Deux Français sont morts dans le tremblement de terre népalais le plus meurtrier depuis quatre-vingt ans. 560 Français manqueraient encore à l'appel, selon le ministre des Affaires étrangères. (Crédits : Reuters)
C'est avec un PIB inférieur à 20 milliards d'euros que le gouvernement népalais va devoir reconstruire son pays, après un séisme qui a touché plus de 8 millions de personnes, selon l'ONU, et ravagé le peu d'infrastructures dont disposait le pays.

Plus de 5.000 morts et 10.000 blessés, selon le dernier bilan officiel, des villages sous les décombres dans une région himalayenne très difficile d'accès, des hôpitaux débordés, un aéroport international déjà surchargé... Le tremblement de terre qui a ravagé le Népal le 25 avril représente un défi majeur pour ce pays de 27,8 millions d'habitants dont un quart vivaient déjà sous le seuil de pauvreté national en 2010. Le défi à relever commence par l'investissement dans les infrastructures, car c'est peut-être ce qui fait le plus défaut à une économie népalaise qui ne peut compter ni sur l'exploitation de ressources naturelles majeures, ni sur son industrie. Explications.

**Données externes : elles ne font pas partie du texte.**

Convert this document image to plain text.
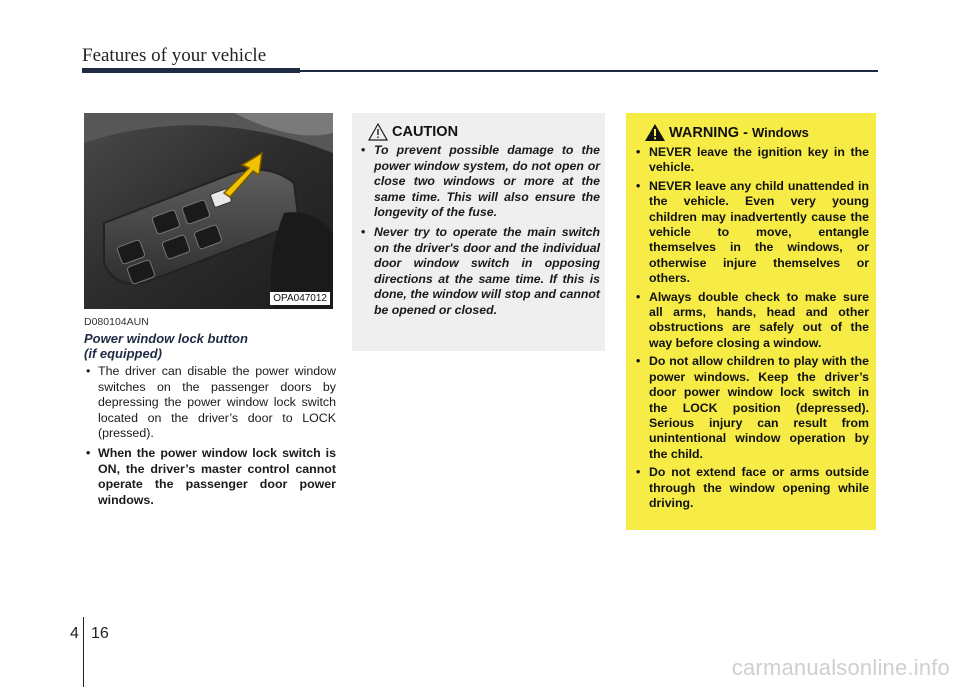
Features of your vehicle
OPA047012
D080104AUN
Power window lock button
(if equipped)
• The driver can disable the power window switches on the passenger doors by depressing the power window lock switch located on the driver’s door to LOCK (pressed).
• When the power window lock switch is ON, the driver’s master control cannot operate the passenger door power windows.
CAUTION
• To prevent possible damage to the power window system, do not open or close two windows or more at the same time. This will also ensure the longevity of the fuse.
• Never try to operate the main switch on the driver's door and the individual door window switch in opposing directions at the same time. If this is done, the window will stop and cannot be opened or closed.
WARNING - Windows
• NEVER leave the ignition key in the vehicle.
• NEVER leave any child unattended in the vehicle. Even very young children may inadvertently cause the vehicle to move, entangle themselves in the windows, or otherwise injure themselves or others.
• Always double check to make sure all arms, hands, head and other obstructions are safely out of the way before closing a window.
• Do not allow children to play with the power windows. Keep the driver’s door power window lock switch in the LOCK position (depressed). Serious injury can result from unintentional window operation by the child.
• Do not extend face or arms outside through the window opening while driving.
4 16
carmanualsonline.info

Économie essentiellement agricole

L'activité industrielle ne représente en effet que 16% du PIB népalais. L'économie locale est dominée par le secteur des services (49% du PIB), et surtout l'agriculture, qui concentre une grande majorité des emplois, explique Julien Marcilly, économiste en chef à la Coface.

"Officiellement, le secteur agricole contribue au PIB à hauteur de 30%. Mais ce chiffre est sans doute inférieur à la réalité et une grande partie de l'activité industrielle relève de l'agroalimentaire".

De par sa situation géographique, perché sur la chaîne himalayenne, le Népal ne dispose pas non plus de ressource naturelle majeure à exploiter, relève Julien Marcilly. "Le pays souffre de son isolement géographique", sans accès à la mer, coincé entre les deux géants asiatiques - qui sont également ses principaux partenaires commerciaux- : la Chine et l'Inde.

Rebondir en attirant l'investissement

Dans ces conditions, le pays doit miser sur ses infrastructures afin d'attirer les investisseurs étrangers, continue Julien Marcilly. Or, là aussi, il existe des lacunes.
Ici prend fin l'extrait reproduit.